CAIR’s New York and Chicago chapters hosted hundreds of community and interfaith leaders, public officials and activists, selling out their  annual banquets.

A not-for-profit organization, CAIR said it uses these contributions to fund numerous diverse projects with relevance to the well being of the Muslim-American community and society at large.

When funds are given, donars can specify how they would like it allocated. Choices include: CAIR membership, support of CAIR’S civil rights work, challenges against Islamophobia, support of CAIR’S leadership training programs, support of projects to inform the public about Islam, or Zakat.

On its website,, forms are available to:

  • report discrimination- “anti-Muslim hate crime, or an act of discrimination to be reviewed by CAIR-Chicago’s civil rights department.”
  • report media bias- “inaccurate, news stories and bigoted media coverage.”

A spokesperson at CAIR said the organization is proud of the diversity of guests who attended the banquet- in terms of ethnicity, age, gender, and profession, and even religion.

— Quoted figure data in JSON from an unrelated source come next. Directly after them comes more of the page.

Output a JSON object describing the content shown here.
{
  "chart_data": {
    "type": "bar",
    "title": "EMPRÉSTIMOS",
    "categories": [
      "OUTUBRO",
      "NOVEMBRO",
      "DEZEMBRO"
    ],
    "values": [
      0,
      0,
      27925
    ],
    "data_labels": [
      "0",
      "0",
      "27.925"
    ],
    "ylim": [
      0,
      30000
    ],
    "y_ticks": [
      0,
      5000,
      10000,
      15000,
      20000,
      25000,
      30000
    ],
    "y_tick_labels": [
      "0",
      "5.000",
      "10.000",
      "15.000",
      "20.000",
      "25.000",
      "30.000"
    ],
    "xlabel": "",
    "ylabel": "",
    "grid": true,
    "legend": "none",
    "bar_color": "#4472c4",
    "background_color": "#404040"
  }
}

It is unclear which religions other than Islam were represented at the banquet.

“We were grateful to see every mosque and every Chicago Muslim organization with significant representation,” Lyndsey Stemm, a CAIR member, said.

Rev. Jesse Jackson, civil rights leader, spoke at the Chicago banquet and paralleled the struggle of Muslim-Americans fighting for equal rights to that of other minority groups throughout U.S. history.

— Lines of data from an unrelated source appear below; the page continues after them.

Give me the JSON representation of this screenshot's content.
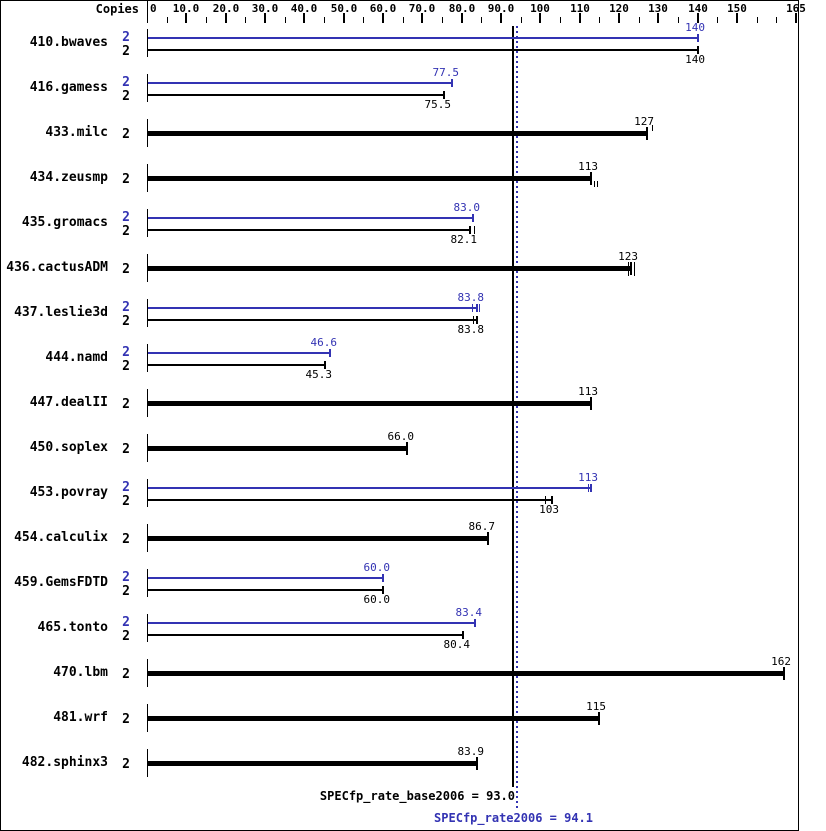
{
  "colors": {
    "peak": "#3333b3",
    "base": "#000000",
    "background": "#ffffff"
  },
  "chart_data": {
    "type": "bar",
    "orientation": "horizontal",
    "title": "",
    "xlabel": "",
    "xlim": [
      0,
      165
    ],
    "grid": false,
    "copies_column_header": "Copies",
    "axis": {
      "majors": [
        {
          "label": "0",
          "value": 0
        },
        {
          "label": "10.0",
          "value": 10
        },
        {
          "label": "20.0",
          "value": 20
        },
        {
          "label": "30.0",
          "value": 30
        },
        {
          "label": "40.0",
          "value": 40
        },
        {
          "label": "50.0",
          "value": 50
        },
        {
          "label": "60.0",
          "value": 60
        },
        {
          "label": "70.0",
          "value": 70
        },
        {
          "label": "80.0",
          "value": 80
        },
        {
          "label": "90.0",
          "value": 90
        },
        {
          "label": "100",
          "value": 100
        },
        {
          "label": "110",
          "value": 110
        },
        {
          "label": "120",
          "value": 120
        },
        {
          "label": "130",
          "value": 130
        },
        {
          "label": "140",
          "value": 140
        },
        {
          "label": "150",
          "value": 150
        },
        {
          "label": "165",
          "value": 165
        }
      ],
      "minor_values": [
        5,
        15,
        25,
        35,
        45,
        55,
        65,
        75,
        85,
        95,
        105,
        115,
        125,
        135,
        145,
        155,
        160
      ]
    },
    "series": [
      {
        "name": "SPECfp_rate2006 (peak)",
        "color": "#3333b3"
      },
      {
        "name": "SPECfp_rate_base2006 (base)",
        "color": "#000000"
      }
    ],
    "benchmarks": [
      {
        "name": "410.bwaves",
        "copies": "2",
        "peak": {
          "label": "140",
          "value": 140
        },
        "base": {
          "label": "140",
          "value": 140
        }
      },
      {
        "name": "416.gamess",
        "copies": "2",
        "peak": {
          "label": "77.5",
          "value": 77.5
        },
        "base": {
          "label": "75.5",
          "value": 75.5
        }
      },
      {
        "name": "433.milc",
        "copies": "2",
        "peak": null,
        "base": {
          "label": "127",
          "value": 127,
          "marks": [
            {
              "value": 128.5,
              "dir": "up"
            }
          ]
        }
      },
      {
        "name": "434.zeusmp",
        "copies": "2",
        "peak": null,
        "base": {
          "label": "113",
          "value": 113,
          "marks": [
            {
              "value": 113.6,
              "dir": "down"
            },
            {
              "value": 114.3,
              "dir": "down"
            }
          ]
        }
      },
      {
        "name": "435.gromacs",
        "copies": "2",
        "peak": {
          "label": "83.0",
          "value": 83.0
        },
        "base": {
          "label": "82.1",
          "value": 82.1,
          "marks": [
            {
              "value": 83.2,
              "dir": "mid"
            }
          ]
        }
      },
      {
        "name": "436.cactusADM",
        "copies": "2",
        "peak": null,
        "base": {
          "label": "123",
          "value": 123,
          "marks": [
            {
              "value": 122.3,
              "dir": "both"
            },
            {
              "value": 123.7,
              "dir": "both"
            }
          ]
        }
      },
      {
        "name": "437.leslie3d",
        "copies": "2",
        "peak": {
          "label": "83.8",
          "value": 83.8,
          "marks": [
            {
              "value": 82.6,
              "dir": "mid"
            },
            {
              "value": 84.4,
              "dir": "mid"
            }
          ]
        },
        "base": {
          "label": "83.8",
          "value": 83.8,
          "marks": [
            {
              "value": 82.8,
              "dir": "mid"
            }
          ]
        }
      },
      {
        "name": "444.namd",
        "copies": "2",
        "peak": {
          "label": "46.6",
          "value": 46.6
        },
        "base": {
          "label": "45.3",
          "value": 45.3
        }
      },
      {
        "name": "447.dealII",
        "copies": "2",
        "peak": null,
        "base": {
          "label": "113",
          "value": 113
        }
      },
      {
        "name": "450.soplex",
        "copies": "2",
        "peak": null,
        "base": {
          "label": "66.0",
          "value": 66.0
        }
      },
      {
        "name": "453.povray",
        "copies": "2",
        "peak": {
          "label": "113",
          "value": 113,
          "marks": [
            {
              "value": 112.2,
              "dir": "mid"
            }
          ]
        },
        "base": {
          "label": "103",
          "value": 103,
          "marks": [
            {
              "value": 101.3,
              "dir": "mid"
            }
          ]
        }
      },
      {
        "name": "454.calculix",
        "copies": "2",
        "peak": null,
        "base": {
          "label": "86.7",
          "value": 86.7
        }
      },
      {
        "name": "459.GemsFDTD",
        "copies": "2",
        "peak": {
          "label": "60.0",
          "value": 60.0
        },
        "base": {
          "label": "60.0",
          "value": 60.0
        }
      },
      {
        "name": "465.tonto",
        "copies": "2",
        "peak": {
          "label": "83.4",
          "value": 83.4
        },
        "base": {
          "label": "80.4",
          "value": 80.4
        }
      },
      {
        "name": "470.lbm",
        "copies": "2",
        "peak": null,
        "base": {
          "label": "162",
          "value": 162
        }
      },
      {
        "name": "481.wrf",
        "copies": "2",
        "peak": null,
        "base": {
          "label": "115",
          "value": 115
        }
      },
      {
        "name": "482.sphinx3",
        "copies": "2",
        "peak": null,
        "base": {
          "label": "83.9",
          "value": 83.9
        }
      }
    ],
    "reference_lines": [
      {
        "name": "base",
        "value": 93.0
      },
      {
        "name": "peak",
        "value": 94.1
      }
    ],
    "summary": {
      "base": "SPECfp_rate_base2006 = 93.0",
      "peak": "SPECfp_rate2006 = 94.1"
    }
  }
}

Dr. Tariq Ramadan, a Muslim scholar, offered the keynote address for CAIR’s New York banquet.

According to CAIR’s Chicago Executive Director Ahmed Rehab, “it was another successful event that capped another successful year.”

“We are grateful to God first and foremost, and to our community for its broad and unending support,” Rehab said.

“We have a beautiful, powerful community,” Stemm said.

CAIR National Executive Director Nihad Awad said, “we are grateful for the tremendous support CAIR continues to receive from the American Muslim community and from all those concerned about the protection of constitutional rights.”

CAIR’s Cleveland chapter, one of 19 nationwide, held a similar banquet featuring a keynote address by Stanford law professor and former head of Amnesty International USA Chip Pitts.